Я шагнул ближе. Слепое окошко было поражено крохотным пробоем, окруженным мелкой паутиной расколов… Я вспомнил вагонное стекло со звездочкой пули.
— Глазам своим не верю! — прошептал волей раздевшийся потомок.
— Что это? — вежливо спросил я, спокойно своим глазам, чего бы они ни увидели.
— Да я сам не знаю! — дернул голыми плечами потомок. — Я писал программу… — и сдавленно вскрикнул: — Вы же из двадцатого года, ё-маё!
— Спокойно, — сказал я. — Это не так далеко, как может показаться…
— Как вам объяснить… — Рука у потомка сильно дрожала. — В общем, это такая счетная машина… но намного сложнее… Но я представить себе не могу! — И он опять взялся таскать себя за волосы.
— Я так понимаю, — решил я дать ему легкое слабительное для мозгов, — что я как бы пробил собой эту дырочку и залетел сюда, к вам.
Он замер.
— Вот именно… — сказал он, наконец признав немыслимое, и улыбнулся. — Как луч…
«Как верблюд в игольное ушко», — подумал я и сказал:
— Но вот, а вы волновались… Все не так уж страшно и немыслимо.
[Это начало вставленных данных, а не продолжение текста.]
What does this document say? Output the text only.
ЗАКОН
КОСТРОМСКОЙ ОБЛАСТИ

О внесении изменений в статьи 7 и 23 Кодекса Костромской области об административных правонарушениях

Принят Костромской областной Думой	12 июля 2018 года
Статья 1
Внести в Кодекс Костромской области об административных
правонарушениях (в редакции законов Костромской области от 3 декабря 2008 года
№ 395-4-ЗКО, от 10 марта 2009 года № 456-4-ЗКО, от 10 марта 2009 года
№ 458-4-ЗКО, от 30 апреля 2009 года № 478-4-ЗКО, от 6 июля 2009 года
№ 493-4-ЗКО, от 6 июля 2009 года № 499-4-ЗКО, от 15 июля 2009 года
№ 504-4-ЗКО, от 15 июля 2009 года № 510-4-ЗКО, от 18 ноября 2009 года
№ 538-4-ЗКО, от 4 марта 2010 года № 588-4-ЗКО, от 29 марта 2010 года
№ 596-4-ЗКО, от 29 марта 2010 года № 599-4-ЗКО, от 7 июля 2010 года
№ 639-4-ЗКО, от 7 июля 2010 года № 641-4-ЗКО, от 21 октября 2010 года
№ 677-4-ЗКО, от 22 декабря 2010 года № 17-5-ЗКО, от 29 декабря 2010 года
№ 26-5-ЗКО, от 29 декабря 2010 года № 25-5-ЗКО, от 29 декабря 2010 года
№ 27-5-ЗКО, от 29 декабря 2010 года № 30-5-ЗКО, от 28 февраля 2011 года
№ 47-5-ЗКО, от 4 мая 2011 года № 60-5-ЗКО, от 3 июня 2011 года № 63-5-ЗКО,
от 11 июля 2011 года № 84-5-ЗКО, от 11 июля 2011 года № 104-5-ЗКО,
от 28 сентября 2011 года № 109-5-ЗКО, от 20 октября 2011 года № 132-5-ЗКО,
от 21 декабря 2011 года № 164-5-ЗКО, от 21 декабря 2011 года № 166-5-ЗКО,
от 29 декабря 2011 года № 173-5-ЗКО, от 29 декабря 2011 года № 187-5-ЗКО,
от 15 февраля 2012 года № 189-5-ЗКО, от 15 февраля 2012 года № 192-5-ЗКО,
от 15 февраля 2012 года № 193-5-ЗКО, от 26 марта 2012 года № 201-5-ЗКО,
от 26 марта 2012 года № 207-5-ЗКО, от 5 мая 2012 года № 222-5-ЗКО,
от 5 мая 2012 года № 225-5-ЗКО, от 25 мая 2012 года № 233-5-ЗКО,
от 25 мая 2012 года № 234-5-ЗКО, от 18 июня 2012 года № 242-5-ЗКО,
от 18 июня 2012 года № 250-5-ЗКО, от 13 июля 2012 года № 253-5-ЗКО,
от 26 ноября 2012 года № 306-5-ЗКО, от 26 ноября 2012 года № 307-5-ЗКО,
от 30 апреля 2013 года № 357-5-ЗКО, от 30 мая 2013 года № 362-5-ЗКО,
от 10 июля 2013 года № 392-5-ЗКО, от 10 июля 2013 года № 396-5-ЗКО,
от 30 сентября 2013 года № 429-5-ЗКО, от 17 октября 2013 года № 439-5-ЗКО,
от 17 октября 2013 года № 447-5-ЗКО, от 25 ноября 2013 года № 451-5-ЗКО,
Вы живы, и потолок на нас не рухнул.
— Да-да, — закивал он, — не рухнул… Вам подошло?
Жало всюду.
— Ничего, сойдет.
По телефонному аппарату он соединился с квартирой, имел восторженно-отчаянный разговор со своей супругой, пообещал ей «невероятный сюрприз», попрощался ненадолго, и, приходя в себя, алея щеками, представился:
— Виталий. Фамилия у меня смешная… Полубояр. Я — аспирант, занимаюсь тут… — и замялся, ища объяснения для дикаря.
— Я все равно ничего не пойму, — упредил я его и представился в свою очередь.
Виталий объяснил, что из этого «закрытого института», в котором он служит, можно выйти только с помощью особого «пропуска», в котором содержится фотографическая карточка предъявителя.
Он выскочил раздетым из комнаты и, стремглав вернувшись, расхохотался.
В полочном отделении железного шкафа у Виталия была припасена смена грубой, рабочей одежды. Из груды старых, обшарпанных туфель он подобрал себе подходящую пару.